First Annular Pulley Release Sample Report

DATE OF OPERATION: MM/DD/YYYY

PREOPERATIVE DIAGNOSES:
1.  Left long and ring finger stenosing tenosynovitis.
2.  Ring finger palmar Dupuytren contracture.

OPERATION PERFORMED:
1.  Left long and ring finger first annular pulley release.
2.  Ring finger palmar subtotal fasciectomy.

SURGEON:  John Doe, MD

ANESTHESIA:  Bier block.

TOURNIQUET TIME:  34 minutes.

COMPLICATIONS:  None

DISPOSITION:  At the end of the procedure, all sponge and needle counts were correct. The patient was transported to the recovery room in good condition.

INDICATIONS FOR OPERATION:  The patient is a (XX)-year-old man who has symptomatic trigger finger of the long and ring fingers and has a symptomatic palmar Dupuytren contracture in the axis of the ring and small fingers, most prominently in that of the ring finger. We have discussed risks, potential complications, and treatment alternatives relating to his Dupuytren contractures as well as his trigger fingers. He has failed conservative management. We have discussed the risks and potential complications which include, but are not limited to, bleeding, infection, injury to nerves and blood vessels which may cause potentially permanent numbness, tingling, pain, stiffness, regional pain syndromes, and that he may actually be worse off or require additional surgery at some point down the road. The patient was also told that he may have recurrence of his Dupuytren contracture and this may occur rapidly and that he may have or develop trigger fingers at the long and ring fingers as a recurrence or at other digits on either hand, and he may be worse off than he was before surgery or require additional surgery. The patient understands these risks.

DESCRIPTION OF OPERATION:  The patient was transported to the operating room where the anesthesia service administered antibiotic and placed Bier block after applying a well-padded tourniquet to the left brachium. Two incisions were made; one was approximately 1 cm in length, transverse incision, roughly at the level of the distal palmar crease in the axis of the long finger. Through that incision, dissection was sharp through skin, blunt to subcutaneous tissue, being careful to expose the first annular pulley as well as the A0 pulley. These were divided. A traction tenolysis was performed. Tenosynovial adhesions between the flexor digitorum profundus and superficialis were released, and at the completion of the procedure, after the tourniquet was deflated, the patient was asked to flex and extend all of his digits, which he was able to do without evidence of hesitation or triggering. Hesitation and triggering were noted at the long as well as the ring finger prior to surgery.

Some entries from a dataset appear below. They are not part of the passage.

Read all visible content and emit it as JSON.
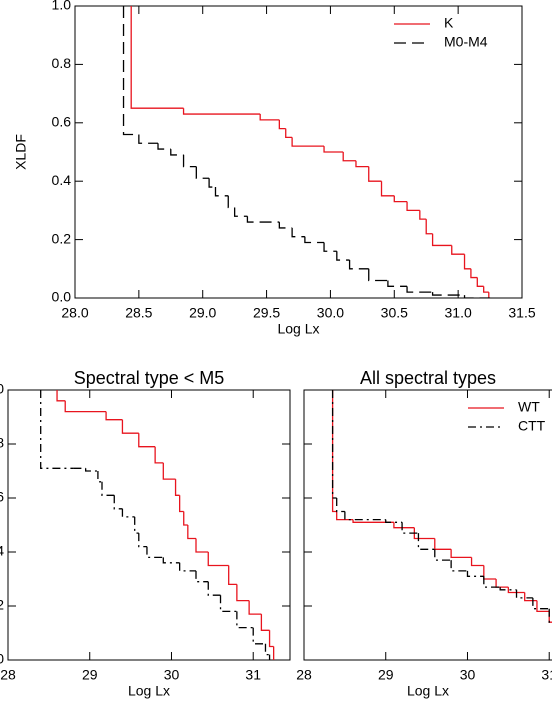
{
  "chart_data": [
    {
      "type": "line",
      "drawstyle": "steps-post",
      "ylabel": "XLDF",
      "xlabel": "Log Lx",
      "xlim": [
        28.0,
        31.5
      ],
      "ylim": [
        0.0,
        1.0
      ],
      "xticks": [
        {
          "value": 28.0,
          "label": "28.0"
        },
        {
          "value": 28.5,
          "label": "28.5"
        },
        {
          "value": 29.0,
          "label": "29.0"
        },
        {
          "value": 29.5,
          "label": "29.5"
        },
        {
          "value": 30.0,
          "label": "30.0"
        },
        {
          "value": 30.5,
          "label": "30.5"
        },
        {
          "value": 31.0,
          "label": "31.0"
        },
        {
          "value": 31.5,
          "label": "31.5"
        }
      ],
      "yticks": [
        {
          "value": 0.0,
          "label": "0.0"
        },
        {
          "value": 0.2,
          "label": "0.2"
        },
        {
          "value": 0.4,
          "label": "0.4"
        },
        {
          "value": 0.6,
          "label": "0.6"
        },
        {
          "value": 0.8,
          "label": "0.8"
        },
        {
          "value": 1.0,
          "label": "1.0"
        }
      ],
      "ytick_labels": true,
      "legend": "upper right",
      "series": [
        {
          "name": "K",
          "color": "#e8141e",
          "dash": "solid",
          "x": [
            28.44,
            28.44,
            28.85,
            29.45,
            29.6,
            29.65,
            29.7,
            29.95,
            30.1,
            30.2,
            30.3,
            30.4,
            30.5,
            30.6,
            30.7,
            30.75,
            30.8,
            30.95,
            31.05,
            31.1,
            31.15,
            31.2,
            31.24
          ],
          "values": [
            1.0,
            0.65,
            0.63,
            0.61,
            0.58,
            0.55,
            0.52,
            0.5,
            0.47,
            0.45,
            0.4,
            0.35,
            0.33,
            0.3,
            0.27,
            0.22,
            0.18,
            0.15,
            0.1,
            0.07,
            0.04,
            0.02,
            0.0
          ]
        },
        {
          "name": "M0-M4",
          "color": "#000000",
          "dash": "dashed",
          "x": [
            28.38,
            28.38,
            28.5,
            28.65,
            28.75,
            28.85,
            28.95,
            29.05,
            29.1,
            29.2,
            29.25,
            29.35,
            29.6,
            29.7,
            29.8,
            29.95,
            30.05,
            30.15,
            30.3,
            30.45,
            30.6,
            30.8,
            31.05,
            31.25
          ],
          "values": [
            1.0,
            0.56,
            0.53,
            0.51,
            0.49,
            0.45,
            0.41,
            0.38,
            0.35,
            0.31,
            0.28,
            0.26,
            0.24,
            0.21,
            0.19,
            0.16,
            0.13,
            0.1,
            0.06,
            0.04,
            0.02,
            0.01,
            0.0,
            0.0
          ]
        }
      ]
    },
    {
      "type": "line",
      "drawstyle": "steps-post",
      "title": "Spectral type < M5",
      "xlabel": "Log Lx",
      "xlim": [
        28,
        31.45
      ],
      "ylim": [
        0.0,
        1.0
      ],
      "xticks": [
        28,
        29,
        30,
        31
      ],
      "yticks": [
        {
          "value": 0.0,
          "label": "0.0"
        },
        {
          "value": 0.2,
          "label": "0.2"
        },
        {
          "value": 0.4,
          "label": "0.4"
        },
        {
          "value": 0.6,
          "label": "0.6"
        },
        {
          "value": 0.8,
          "label": "0.8"
        },
        {
          "value": 1.0,
          "label": "1.0"
        }
      ],
      "ytick_labels": true,
      "series": [
        {
          "color": "#e8141e",
          "dash": "solid",
          "x": [
            28.6,
            28.6,
            28.7,
            29.2,
            29.4,
            29.6,
            29.8,
            29.9,
            30.05,
            30.1,
            30.15,
            30.2,
            30.3,
            30.45,
            30.7,
            30.8,
            30.95,
            31.1,
            31.2,
            31.25
          ],
          "values": [
            1.0,
            0.96,
            0.92,
            0.89,
            0.84,
            0.79,
            0.73,
            0.67,
            0.61,
            0.55,
            0.5,
            0.45,
            0.4,
            0.35,
            0.28,
            0.22,
            0.17,
            0.11,
            0.05,
            0.0
          ]
        },
        {
          "color": "#000000",
          "dash": "dashdot",
          "x": [
            28.4,
            28.4,
            28.8,
            28.95,
            29.1,
            29.15,
            29.3,
            29.4,
            29.55,
            29.6,
            29.7,
            29.9,
            30.1,
            30.3,
            30.45,
            30.6,
            30.8,
            31.0,
            31.15,
            31.2
          ],
          "values": [
            1.0,
            0.71,
            0.71,
            0.7,
            0.66,
            0.61,
            0.56,
            0.53,
            0.47,
            0.42,
            0.38,
            0.36,
            0.33,
            0.29,
            0.24,
            0.18,
            0.12,
            0.06,
            0.02,
            0.0
          ]
        }
      ]
    },
    {
      "type": "line",
      "drawstyle": "steps-post",
      "title": "All spectral types",
      "xlabel": "Log Lx",
      "xlim": [
        28,
        31.45
      ],
      "ylim": [
        0.0,
        1.0
      ],
      "xticks": [
        28,
        29,
        30,
        31
      ],
      "yticks": [
        0.0,
        0.2,
        0.4,
        0.6,
        0.8,
        1.0
      ],
      "ytick_labels": false,
      "legend": "upper right",
      "series": [
        {
          "name": "WT",
          "color": "#e8141e",
          "dash": "solid",
          "x": [
            28.35,
            28.35,
            28.4,
            28.6,
            29.1,
            29.35,
            29.6,
            29.8,
            30.05,
            30.2,
            30.35,
            30.5,
            30.7,
            30.85,
            31.0,
            31.15,
            31.25
          ],
          "values": [
            1.0,
            0.55,
            0.52,
            0.51,
            0.49,
            0.45,
            0.41,
            0.38,
            0.35,
            0.3,
            0.27,
            0.25,
            0.22,
            0.18,
            0.14,
            0.1,
            0.08
          ]
        },
        {
          "name": "CTT",
          "color": "#000000",
          "dash": "dashdot",
          "x": [
            28.35,
            28.35,
            28.4,
            28.5,
            29.0,
            29.2,
            29.4,
            29.6,
            29.8,
            30.0,
            30.2,
            30.4,
            30.6,
            30.8,
            31.0,
            31.2,
            31.3
          ],
          "values": [
            1.0,
            0.6,
            0.55,
            0.52,
            0.51,
            0.47,
            0.41,
            0.37,
            0.33,
            0.31,
            0.27,
            0.26,
            0.23,
            0.19,
            0.14,
            0.1,
            0.08
          ]
        }
      ]
    }
  ]
}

Attention was turned to the ring finger, where a volar Bruner-type incision was made from roughly the level of the interval between the proximal digital crease and the distal palmar crease and proximally the distal extent of the transverse carpal ligament. Through this incision, Dupuytren cord in the palm was identified and excised, being careful to protect the common neurovascular bundle to the long ring finger as well as that to the ring and small finger. The palmar cord was excised and sent as a pathology specimen. The first annular pulley was then released. Traction tenolysis was performed. Adhesions between the flexor digitorum and superficialis were resected. Tourniquet was deflated. His motion was observed, and his wounds were closed. The long finger axis wound was closed with a combination of simple and horizontal mattress sutures, whereas the volar Bruner incision was loosely reapproximated with simple interrupted stitches. Sterile dressings were applied, including Adaptic, 4 x 4, sterile Webril and Ace wrap.

The patient has been advised to actively range his digits as much and as often as possible with the idea of evacuating hematoma through manual motion and flexion extension. He is to call for any problems, in particular dramatic escalation of pain which may represent infection or other problem. Given his diabetes, we may leave his sutures in longer than usual; however, assessment of that will be made at the time of suture removal, which is anticipated to be around 10-14 days postop. He will be discharged to home with p.o. pain medications, antibiotics, and antiemetic.